La tradition rapporte que la proposition de loi relative à cette extension indispensable du suffrage eût été infailliblement rejetée si, par bonheur, l’élection récente d’un milliardaire suspect de tendances césariennes n’avait affolé l’assemblée. Elle crut nuire à la popularité de cet ambitieux en se hâtant d’accueillir ce projet où elle ne vit qu’une chose, c’est que les pères et les maris outragés ou alarmés par les galanteries du nouveau César allaient être plus forts pour entraver sa marche triomphale. Mais cette attente, paraît-il, fut déçue.

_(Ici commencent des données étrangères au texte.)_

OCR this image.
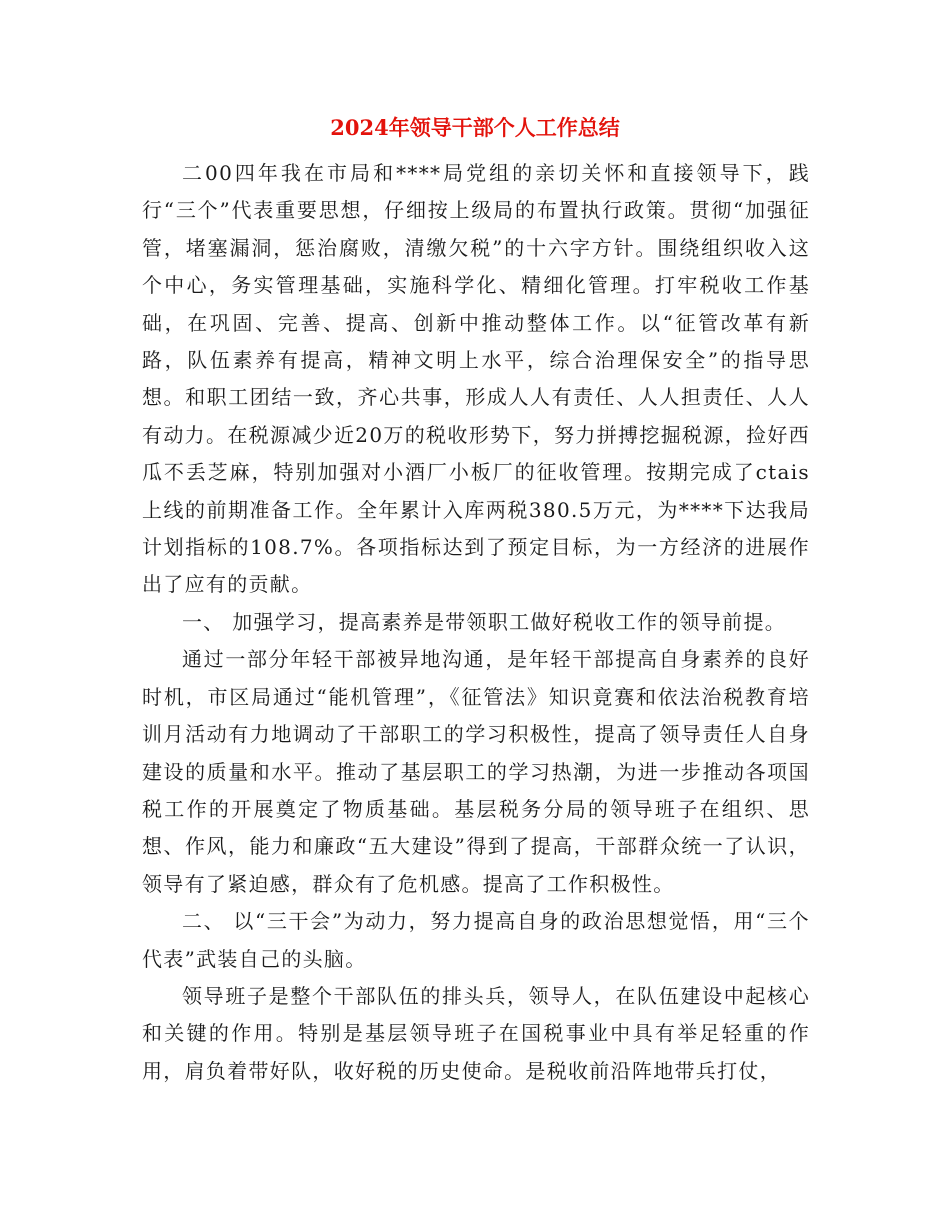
2024年领导干部个人工作总结

二00四年我在市局和****局党组的亲切关怀和直接领导下，践行“三个”代表重要思想，仔细按上级局的布置执行政策。贯彻“加强征管，堵塞漏洞，惩治腐败，清缴欠税”的十六字方针。围绕组织收入这个中心，务实管理基础，实施科学化、精细化管理。打牢税收工作基础，在巩固、完善、提高、创新中推动整体工作。以“征管改革有新路，队伍素养有提高，精神文明上水平，综合治理保安全”的指导思想。和职工团结一致，齐心共事，形成人人有责任、人人担责任、人人有动力。在税源减少近20万的税收形势下，努力拼搏挖掘税源，捡好西瓜不丢芝麻，特别加强对小酒厂小板厂的征收管理。按期完成了ctais上线的前期准备工作。全年累计入库两税380.5万元，为****下达我局计划指标的108.7%。各项指标达到了预定目标，为一方经济的进展作出了应有的贡献。

一、 加强学习，提高素养是带领职工做好税收工作的领导前提。

通过一部分年轻干部被异地沟通，是年轻干部提高自身素养的良好时机，市区局通过“能机管理”，《征管法》知识竟赛和依法治税教育培训月活动有力地调动了干部职工的学习积极性，提高了领导责任人自身建设的质量和水平。推动了基层职工的学习热潮，为进一步推动各项国税工作的开展奠定了物质基础。基层税务分局的领导班子在组织、思想、作风，能力和廉政“五大建设”得到了提高，干部群众统一了认识，领导有了紧迫感，群众有了危机感。提高了工作积极性。

二、 以“三干会”为动力，努力提高自身的政治思想觉悟，用“三个代表”武装自己的头脑。

领导班子是整个干部队伍的排头兵，领导人，在队伍建设中起核心和关键的作用。特别是基层领导班子在国税事业中具有举足轻重的作用，肩负着带好队，收好税的历史使命。是税收前沿阵地带兵打仗，
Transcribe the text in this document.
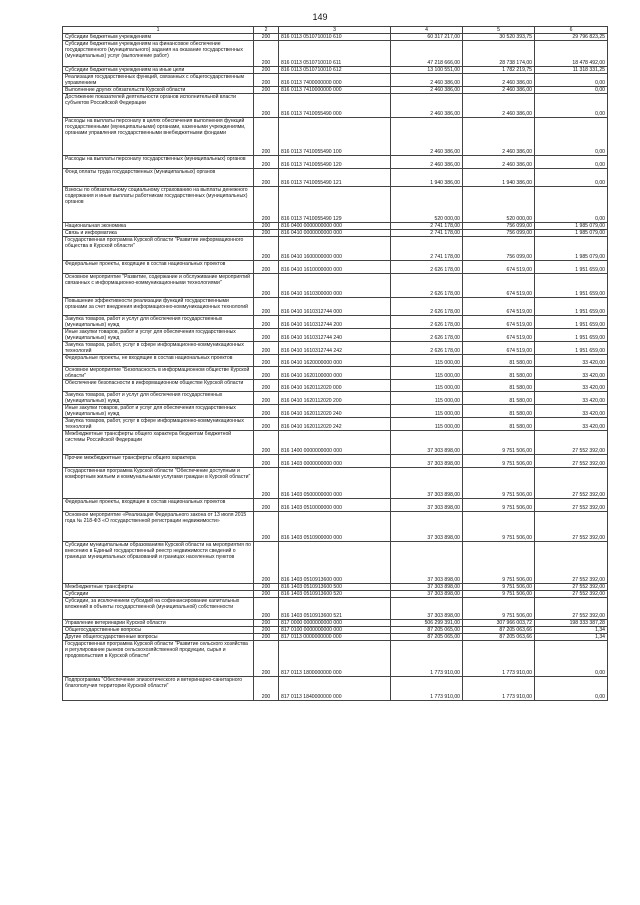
149
1	2	3	4	5	6
Субсидии бюджетным учреждениям	200	816 0113 0510710010 610	60 317 217,00	30 520 393,75	29 796 823,25
Субсидии бюджетным учреждениям на финансовое обеспечение государственного (муниципального) задания на оказание государственных (муниципальных) услуг (выполнение работ)	200	816 0113 0510710010 611	47 218 666,00	28 738 174,00	18 478 492,00
Субсидии бюджетным учреждениям на иные цели	200	816 0113 0510710010 612	13 100 551,00	1 782 219,75	11 318 331,25
Реализация государственных функций, связанных с общегосударственным управлением	200	816 0113 7400000000 000	2 460 386,00	2 460 386,00	0,00
Выполнение других обязательств Курской области	200	816 0113 7410000000 000	2 460 386,00	2 460 386,00	0,00
Достижение показателей деятельности органов исполнительной власти субъектов Российской Федерации	200	816 0113 7410055490 000	2 460 386,00	2 460 386,00	0,00
Расходы на выплаты персоналу в целях обеспечения выполнения функций государственными (муниципальными) органами, казенными учреждениями, органами управления государственными внебюджетными фондами	200	816 0113 7410055490 100	2 460 386,00	2 460 386,00	0,00
Расходы на выплаты персоналу государственных (муниципальных) органов	200	816 0113 7410055490 120	2 460 386,00	2 460 386,00	0,00
Фонд оплаты труда государственных (муниципальных) органов	200	816 0113 7410055490 121	1 940 386,00	1 940 386,00	0,00
Взносы по обязательному социальному страхованию на выплаты денежного содержания и иные выплаты работникам государственных (муниципальных) органов	200	816 0113 7410055490 129	520 000,00	520 000,00	0,00
Национальная экономика	200	816 0400 0000000000 000	2 741 178,00	756 099,00	1 985 079,00
Связь и информатика	200	816 0410 0000000000 000	2 741 178,00	756 099,00	1 985 079,00
Государственная программа Курской области "Развитие информационного общества в Курской области"	200	816 0410 1600000000 000	2 741 178,00	756 099,00	1 985 079,00
Федеральные проекты, входящие в состав национальных проектов	200	816 0410 1610000000 000	2 626 178,00	674 519,00	1 951 659,00
Основное мероприятие "Развитие, содержание и обслуживание мероприятий связанных с информационно-коммуникационными технологиями"	200	816 0410 1610300000 000	2 626 178,00	674 519,00	1 951 659,00
Повышение эффективности реализации функций государственными органами за счет внедрения информационно-коммуникационных технологий	200	816 0410 1610312744 000	2 626 178,00	674 519,00	1 951 659,00
Закупка товаров, работ и услуг для обеспечения государственных (муниципальных) нужд	200	816 0410 1610312744 200	2 626 178,00	674 519,00	1 951 659,00
Иные закупки товаров, работ и услуг для обеспечения государственных (муниципальных) нужд	200	816 0410 1610312744 240	2 626 178,00	674 519,00	1 951 659,00
Закупка товаров, работ, услуг в сфере информационно-коммуникационных технологий	200	816 0410 1610312744 242	2 626 178,00	674 519,00	1 951 659,00
Федеральные проекты, не входящие в состав национальных проектов	200	816 0410 1620000000 000	115 000,00	81 580,00	33 420,00
Основное мероприятие "Безопасность в информационном обществе Курской области"	200	816 0410 1620100000 000	115 000,00	81 580,00	33 420,00
Обеспечение безопасности в информационном обществе Курской области	200	816 0410 1620112020 000	115 000,00	81 580,00	33 420,00
Закупка товаров, работ и услуг для обеспечения государственных (муниципальных) нужд	200	816 0410 1620112020 200	115 000,00	81 580,00	33 420,00
Иные закупки товаров, работ и услуг для обеспечения государственных (муниципальных) нужд	200	816 0410 1620112020 240	115 000,00	81 580,00	33 420,00
Закупка товаров, работ, услуг в сфере информационно-коммуникационных технологий	200	816 0410 1620112020 242	115 000,00	81 580,00	33 420,00
Межбюджетные трансферты общего характера бюджетам бюджетной системы Российской Федерации	200	816 1400 0000000000 000	37 303 898,00	9 751 506,00	27 552 392,00
Прочие межбюджетные трансферты общего характера	200	816 1403 0000000000 000	37 303 898,00	9 751 506,00	27 552 392,00
Государственная программа Курской области "Обеспечение доступным и комфортным жильем и коммунальными услугами граждан в Курской области"	200	816 1403 0500000000 000	37 303 898,00	9 751 506,00	27 552 392,00
Федеральные проекты, входящие в состав национальных проектов	200	816 1403 0510000000 000	37 303 898,00	9 751 506,00	27 552 392,00
Основное мероприятие «Реализация Федерального закона от 13 июля 2015 года № 218-ФЗ «О государственной регистрации недвижимости»	200	816 1403 0510900000 000	37 303 898,00	9 751 506,00	27 552 392,00
Субсидии муниципальным образованиям Курской области на мероприятия по внесению в Единый государственный реестр недвижимости сведений о границах муниципальных образований и границах населенных пунктов	200	816 1403 0510913600 000	37 303 898,00	9 751 506,00	27 552 392,00
Межбюджетные трансферты	200	816 1403 0510913600 500	37 303 898,00	9 751 506,00	27 552 392,00
Субсидии	200	816 1403 0510913600 520	37 303 898,00	9 751 506,00	27 552 392,00
Субсидии, за исключением субсидий на софинансирование капитальных вложений в объекты государственной (муниципальной) собственности	200	816 1403 0510913600 521	37 303 898,00	9 751 506,00	27 552 392,00
Управление ветеринарии Курской области	200	817 0000 0000000000 000	506 299 391,00	307 966 003,72	198 333 387,28
Общегосударственные вопросы	200	817 0100 0000000000 000	87 205 065,00	87 205 063,66	1,34
Другие общегосударственные вопросы	200	817 0113 0000000000 000	87 205 065,00	87 205 063,66	1,34
Государственная программа Курской области "Развитие сельского хозяйства и регулирование рынков сельскохозяйственной продукции, сырья и продовольствия в Курской области"	200	817 0113 1800000000 000	1 773 910,00	1 773 910,00	0,00
Подпрограмма "Обеспечение эпизоотического и ветеринарно-санитарного благополучия территории Курской области"	200	817 0113 1840000000 000	1 773 910,00	1 773 910,00	0,00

Quoi qu’il en soit, d’ailleurs, de cette légende, il est certain que, par suite de l’élargissement des circonscriptions électorales combiné avec la suppression du privilège électoral, l’élection d’un député était un véritable couronnement et donnait d’ordinaire à l’élu le vertige des grandeurs. Cette féodalité reconstituée devait aboutir à la reconstitution de la monarchie. Un instant, des savants ceignirent cette couronne cosmique, suivant la prophétie d’un ancien philosophe, mais ils ne la gardèrent pas. La science, vulgarisée par des écoles innombrables, était devenue chose aussi commune qu’une femme charmante ou un élégant mobilier ; et, simplifiée extrêmement par sa perfection même, achevée dans ses grandes lignes immuables, dans ses cadres désormais rigides et remplis de faits, ne progressant plus que d’un pas imperceptible, elle tenait fort peu de place en somme dans le fond des cervelles où elle remplaçait simplement le catéchisme d’autrefois. La plus grande partie de la force intellectuelle allait donc ailleurs, ainsi que la gloire et le prestige. Déjà, les corps scientifiques, vénérables par leur antiquité, commençaient, hélas ! à se teinter d’une légère patine de ridicule, qui faisait sourire et songer aux synodes de bonzes ou aux conférences ecclésiastiques telles que les représentent de très vieux dessins.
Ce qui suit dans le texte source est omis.